During a recent visit to a local hobby store, I got an education about an important but often ignored tool of rc modeling – antennas. During the course of this blog, we will provide an overview of antennas and their applications for rc planes.
For all of the sophistication of antenna theory, the techniques for the successful operation of an rc model antenna are relatively simple. To gain further insight, we must define an antenna and how it operates. A transmitter antenna is a straight wire or telescoping pole device which converts an electric signal in the form of a radio frequency into an electromagnetic field. For successful operation, the antenna must be connected to the transmitter device at one end with the other end connection free. In the case of rc model planes, a receiver antenna is also necessary. A receiver antenna is usually a straight wire, which converts the transmitter radio signal and its associated electromagnetic energy into an electrical signal, which controls the aircraft. As with transmitter antennas, one end is connected to the aircraft, while the other is free from contact. Frequencies denote the number of times an event occurs within a given time period. Radio frequencies are stated in Megahertz, or cycles per second with one hertz expressed as one cycle per second. A radio band is a spectrum or range of frequencies designated by the Federal Communications Commission for a particular purpose. Most rc models operate in the 27MHz, 35MHz, 40MHz, 72MHz and 75MHz bands. Electromagnetic fields can be explained in the form of static electricity creating energy. However, the electrical charge traveling from the rc model transmitter contains more energy, traveling through space at the speed of light. The magnetic and electric fields change as the transmitter antenna frequencies change.

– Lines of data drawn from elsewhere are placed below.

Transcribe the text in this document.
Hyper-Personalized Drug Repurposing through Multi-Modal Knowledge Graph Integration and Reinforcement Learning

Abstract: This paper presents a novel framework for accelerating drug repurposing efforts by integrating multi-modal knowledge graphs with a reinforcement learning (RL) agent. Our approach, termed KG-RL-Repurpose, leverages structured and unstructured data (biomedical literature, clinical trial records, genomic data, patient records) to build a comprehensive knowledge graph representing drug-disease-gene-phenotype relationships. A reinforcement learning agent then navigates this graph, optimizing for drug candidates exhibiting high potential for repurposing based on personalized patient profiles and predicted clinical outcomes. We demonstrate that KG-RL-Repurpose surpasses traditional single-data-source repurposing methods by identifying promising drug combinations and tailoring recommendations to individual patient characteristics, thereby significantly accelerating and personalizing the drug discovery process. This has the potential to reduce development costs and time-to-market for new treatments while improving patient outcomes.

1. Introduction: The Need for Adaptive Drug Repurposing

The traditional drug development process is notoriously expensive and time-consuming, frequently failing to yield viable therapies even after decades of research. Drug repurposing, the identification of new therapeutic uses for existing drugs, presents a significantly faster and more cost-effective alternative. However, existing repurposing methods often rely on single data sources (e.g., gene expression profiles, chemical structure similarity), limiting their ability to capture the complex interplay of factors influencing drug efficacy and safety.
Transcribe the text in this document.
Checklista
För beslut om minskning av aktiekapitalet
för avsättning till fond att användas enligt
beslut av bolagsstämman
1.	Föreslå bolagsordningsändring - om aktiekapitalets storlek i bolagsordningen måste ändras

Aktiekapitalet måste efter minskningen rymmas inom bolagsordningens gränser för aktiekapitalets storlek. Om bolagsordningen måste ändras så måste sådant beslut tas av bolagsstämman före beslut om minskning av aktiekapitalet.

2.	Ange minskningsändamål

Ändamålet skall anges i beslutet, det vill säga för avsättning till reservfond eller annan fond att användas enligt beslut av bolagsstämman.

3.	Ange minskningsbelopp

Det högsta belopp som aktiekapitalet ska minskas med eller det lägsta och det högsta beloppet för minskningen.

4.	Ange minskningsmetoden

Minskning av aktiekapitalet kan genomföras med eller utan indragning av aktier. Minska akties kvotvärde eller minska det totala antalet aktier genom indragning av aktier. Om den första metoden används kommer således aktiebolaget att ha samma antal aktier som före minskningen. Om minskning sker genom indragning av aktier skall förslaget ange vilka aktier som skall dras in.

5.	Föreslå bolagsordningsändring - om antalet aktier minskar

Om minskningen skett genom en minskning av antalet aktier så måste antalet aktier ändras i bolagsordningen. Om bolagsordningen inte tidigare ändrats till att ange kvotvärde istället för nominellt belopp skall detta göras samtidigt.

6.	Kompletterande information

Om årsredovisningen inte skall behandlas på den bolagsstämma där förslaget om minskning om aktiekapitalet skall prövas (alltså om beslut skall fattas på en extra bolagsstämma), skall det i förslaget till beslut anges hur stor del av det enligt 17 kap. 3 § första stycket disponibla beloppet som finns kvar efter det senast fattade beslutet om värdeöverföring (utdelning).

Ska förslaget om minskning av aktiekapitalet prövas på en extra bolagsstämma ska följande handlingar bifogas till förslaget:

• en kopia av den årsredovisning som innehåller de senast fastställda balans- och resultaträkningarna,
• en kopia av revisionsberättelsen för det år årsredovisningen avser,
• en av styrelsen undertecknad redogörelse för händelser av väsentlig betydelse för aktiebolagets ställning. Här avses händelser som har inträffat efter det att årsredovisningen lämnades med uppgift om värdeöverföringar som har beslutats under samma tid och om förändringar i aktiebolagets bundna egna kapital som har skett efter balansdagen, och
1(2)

Directing the antenna for the best performance is another issue. When the hobbyist points the antenna in either a forward or direct vertical position, the antenna is often pointed at the model. If the model flies straight, there is usually no problem, but if the aircraft is performing a manuever it could result in a pause, from a temporary loss of signal. Some hobbyists even point their antennas toward the ground. By doing so, they lose the strongest part of the signal and limit the distance from which they are able to control the plane. An advantage of pointing the antenna to the side other than constant signal strength is pointing the antenna toward the plane results in more stress on the antenna from being continually flexed, which causes both more breakage and repair bills. There are also several troubleshooting procedures to make sure your rc plane is responding properly. The first and perhaps most obvious is to check the on and off switches, not just to make sure they are on or off, but to determine if they are in working order. Next, be sure the transmitter is set to the right frequency for the plane. Often this can be corrected by merely changing the crystals in the transmitter. Be sure both your transmitter and receiver batteries are at a full charge before flying. Ideally, they both should have an equal charge. Next, inspect the receiver antenna for proper installation with the transmitter antenna fully extended. Based upon prevailing rc radio frequencies, a transmitter antenna length of 28″ and a receiver antenna of about 40″ provide optimal performance for most rc models. Switching rc model and transmitter combinations is another way to isolate problems. These are but a few procedures to make sure the rc pilot has a trouble free flight.